Par Jacques Docquiert

2017 aura finalement été une année faste pour les partis d’extrême-droite. Ils n’ont certes pas obtenu la victoire qu’ils espéraient en France et aux Pays-Bas notamment, mais ils ont réussi une percée historique dans d’autres,  comme l’Allemagne. Mais surtout les Etats membres de l’Union ont changé d’attitude et de stratégie à leur égard. Le 22 février 2000, pour la première fois dans l’histoire européenne, les 14 partenaires de l’Autriche avaient décidé d’imposer des sanctions  en suspendant leurs relations diplomatiques avec ce pays  pour condamner la participation au gouvernement de Vienne du FPÖ de Joerg Haider, un parti fondé par d’anciens Waffen SS racistes et ultra-nationalistes. Une condamnation unanime de tous les gouvernements européens, le chef de la diplomatie belge allant jusqu’à demander à ses citoyens de ne plus aller skier en Autriche.  Dix sept ans après, ce même FPÖ revient aux affaires à Vienne en obtenant notamment trois portefeuilles ministériels d’importance : les affaires étrangères, la défense et l’intérieur. Et les Européens n’ont pas réagi, seule l’Italie s’inquiétant de la composition du gouvernement autrichien qui pourrait faire ressurgir le débat sur le Haut-Adige, cette région italienne peuplée en majorité de descendants d’Autrichiens. Ce silence a été partagé par les institutions de l’Union, Jean-Claude Juncker ayant même reçu le Premier ministre autrichien, Sebastian Kurz, en l’assurant qu’il n’avait « aucun préjugé » contre sa majorité et saluant même « ses positions très clairement en faveur de l’Europe », un jugement partagé par le Président du Parlement européen , Antonio Tajani. En d’autres termes le FPÖ n’est plus un pari paria, mais bel et bien un parti de gouvernement.
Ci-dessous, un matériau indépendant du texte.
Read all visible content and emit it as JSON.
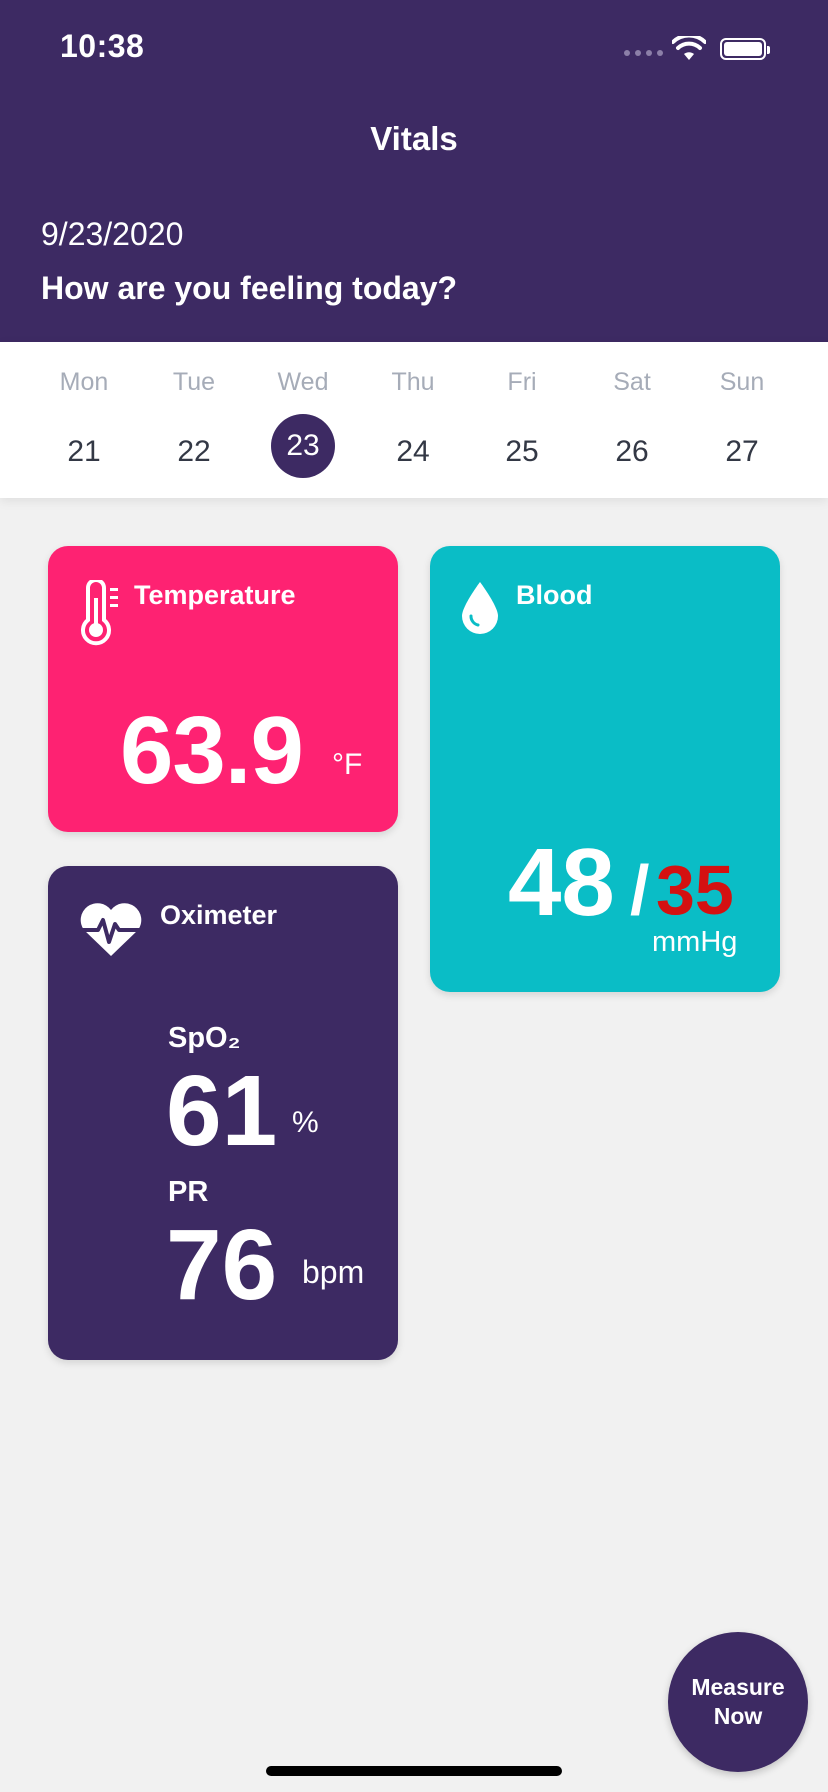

Et pourtant, presque simultanément, cette même Commission européenne « gardienne des traités » déclenchait, pour la première fois dans l’histoire de l’Union, les foudres européennes contre le gouvernement, polonais cette fois, du PiS le parti d’extrême-droite Droit et Justice. Elle a ouvert, en effet, contre Varsovie l’article 7 du traité sur l’Union permettant de sanctionner un Etat membre accusé de mettre en péril l’Etat de droit promu par le Traité de Lisbonne comme l’un des fondements de l’Union. Depuis deux ans, en effet, l’ exécutif communautaire et le Parlement de Strasbourg tentait d’obtenir, sans succès, du gouvernement polonais qu’il abandonne ses réformes les plus controversées, en particulier celle visant à soumettre la justice au pouvoir politique. Et certains imaginent déjà que le gouvernement du Hongrois Viktor Orban pourrait, à son tour, être menacé des foudres européennes.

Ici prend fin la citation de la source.